The results of 6.59% in the 10-year bond are the highest since January 31, 2020.
The 10-year freckle has been closed at 6.54% on Friday.
Sentiment in the bond market has changed after the RBI becomes a clean seller of bonds – the steps seen are intended to measure the steps to normalize the excess liquidity pumped in a pandemic.
Bond yields rose ahead of the December inflation rate, which was expected on Wednesday.
Dealers also have a negative view of inflation with global oil prices that tighten the concerns of supply limits due to geopolitical tensions in Libya and Kazakhstan.
In addition, the bonds rose due to the surge in US yields.
The decline in unemployment in the US is expected to encourage the Federal Reserve to raise interest rates earlier than expected.
In the domestic market, Sensex opened sharply stronger at 60,070 and soared to a height of 60,427 in intra-day trade.
Bank shares are one of the key enhancers.
During the day, there was rumors that the government might climb the limits of foreign investment at the public sector bank up to 74%.

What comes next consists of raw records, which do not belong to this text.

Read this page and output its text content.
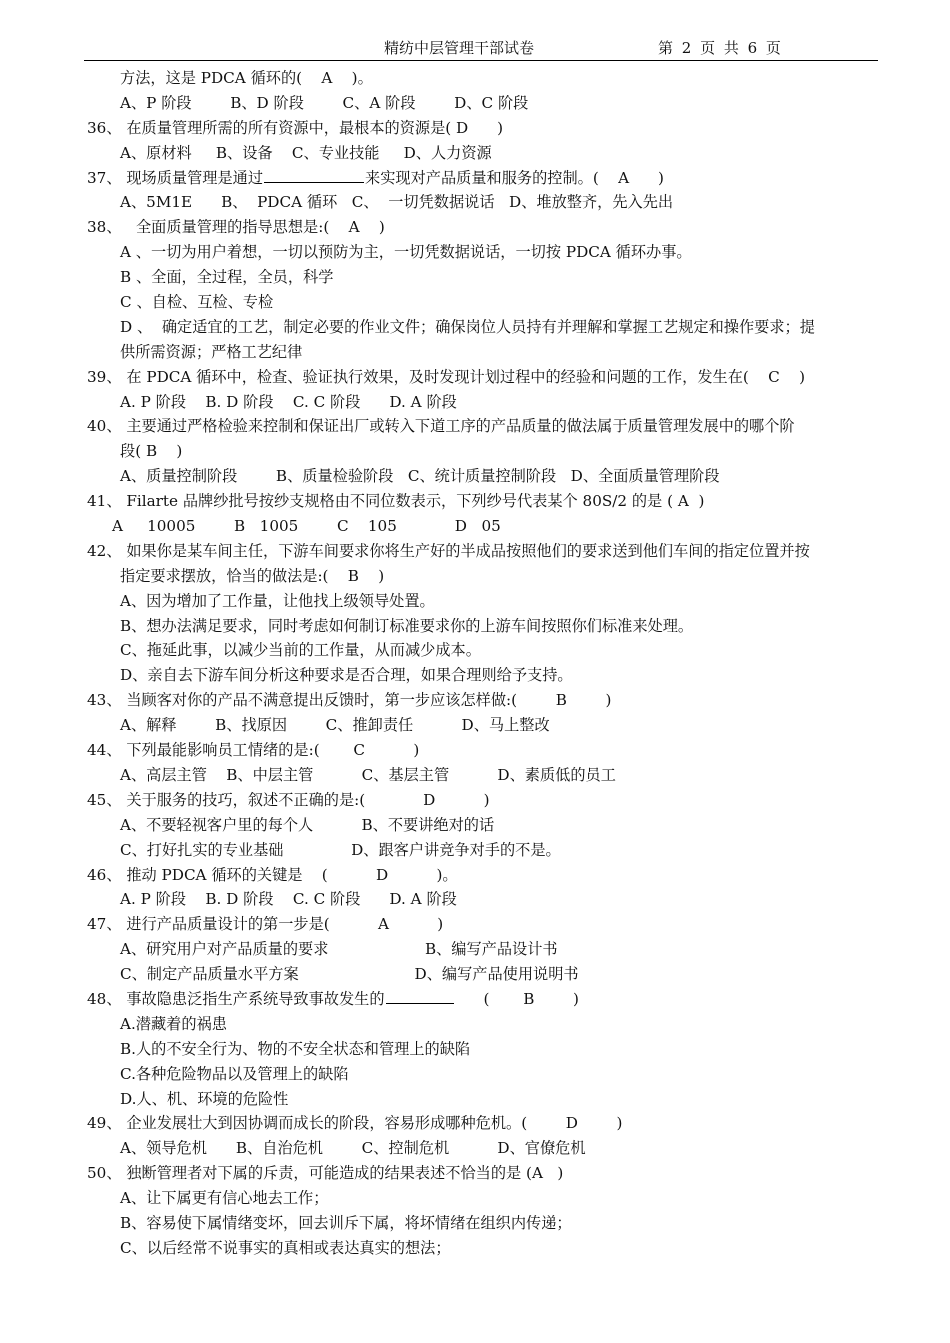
精纺中层管理干部试卷	第 2 页 共 6 页
方法，这是 PDCA 循环的(    A    )。
A、P 阶段        B、D 阶段        C、A 阶段        D、C 阶段
36、 在质量管理所需的所有资源中，最根本的资源是( D      )
A、原材料     B、设备    C、专业技能     D、人力资源
37、 现场质量管理是通过	来实现对产品质量和服务的控制。(    A      )
A、5M1E      B、  PDCA 循环   C、  一切凭数据说话   D、堆放整齐，先入先出
38、   全面质量管理的指导思想是:(    A    )
A 、一切为用户着想，一切以预防为主，一切凭数据说话，一切按 PDCA 循环办事。
B 、全面，全过程，全员，科学
C 、自检、互检、专检
D 、  确定适宜的工艺，制定必要的作业文件；确保岗位人员持有并理解和掌握工艺规定和操作要求；提
供所需资源；严格工艺纪律
39、 在 PDCA 循环中，检查、验证执行效果，及时发现计划过程中的经验和问题的工作，发生在(    C    )
A. P 阶段    B. D 阶段    C. C 阶段      D. A 阶段
40、 主要通过严格检验来控制和保证出厂或转入下道工序的产品质量的做法属于质量管理发展中的哪个阶
段( B    )
A、质量控制阶段        B、质量检验阶段   C、统计质量控制阶段   D、全面质量管理阶段
41、 Filarte 品牌纱批号按纱支规格由不同位数表示，下列纱号代表某个 80S/2 的是 ( A  )
A     10005        B   1005        C    105            D   05
42、 如果你是某车间主任，下游车间要求你将生产好的半成品按照他们的要求送到他们车间的指定位置并按
指定要求摆放，恰当的做法是:(    B    )
A、因为增加了工作量，让他找上级领导处置。
B、想办法满足要求，同时考虑如何制订标准要求你的上游车间按照你们标准来处理。
C、拖延此事，以减少当前的工作量，从而减少成本。
D、亲自去下游车间分析这种要求是否合理，如果合理则给予支持。
43、 当顾客对你的产品不满意提出反馈时，第一步应该怎样做:(        B        )
A、解释        B、找原因        C、推卸责任          D、马上整改
44、 下列最能影响员工情绪的是:(       C          )
A、高层主管    B、中层主管          C、基层主管          D、素质低的员工
45、 关于服务的技巧，叙述不正确的是:(            D          )
A、不要轻视客户里的每个人          B、不要讲绝对的话
C、打好扎实的专业基础              D、跟客户讲竞争对手的不是。
46、 推动 PDCA 循环的关键是    (          D          )。
A. P 阶段    B. D 阶段    C. C 阶段      D. A 阶段
47、 进行产品质量设计的第一步是(          A          )
A、研究用户对产品质量的要求                    B、编写产品设计书
C、制定产品质量水平方案                        D、编写产品使用说明书
48、 事故隐患泛指生产系统导致事故发生的	(       B        )
A.潜藏着的祸患
B.人的不安全行为、物的不安全状态和管理上的缺陷
C.各种危险物品以及管理上的缺陷
D.人、机、环境的危险性
49、 企业发展壮大到因协调而成长的阶段，容易形成哪种危机。(        D        )
A、领导危机      B、自治危机        C、控制危机          D、官僚危机
50、 独断管理者对下属的斥责，可能造成的结果表述不恰当的是 (A   )
A、让下属更有信心地去工作；
B、容易使下属情绪变坏，回去训斥下属，将坏情绪在组织内传递；
C、以后经常不说事实的真相或表达真实的想法；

Among the lenders, the SBI is increasing (2.5%) to anticipate better Q3 results.
HDFC (2.4%), Bank Box (2.3%), ICICI Bank (2.2%) and AXIS Bank (1.7%) are other significant enhancers.
However, rupees also took victims in several shares.
Wipro slumped 2.5% and was the biggest loser between Sensex shares.
Other losers in the index were Nestle India (-1.1%) and Cat Asia (0.6%).
Sun Pharma, Dr.
Reddy’s and Indusind Bank also closed red.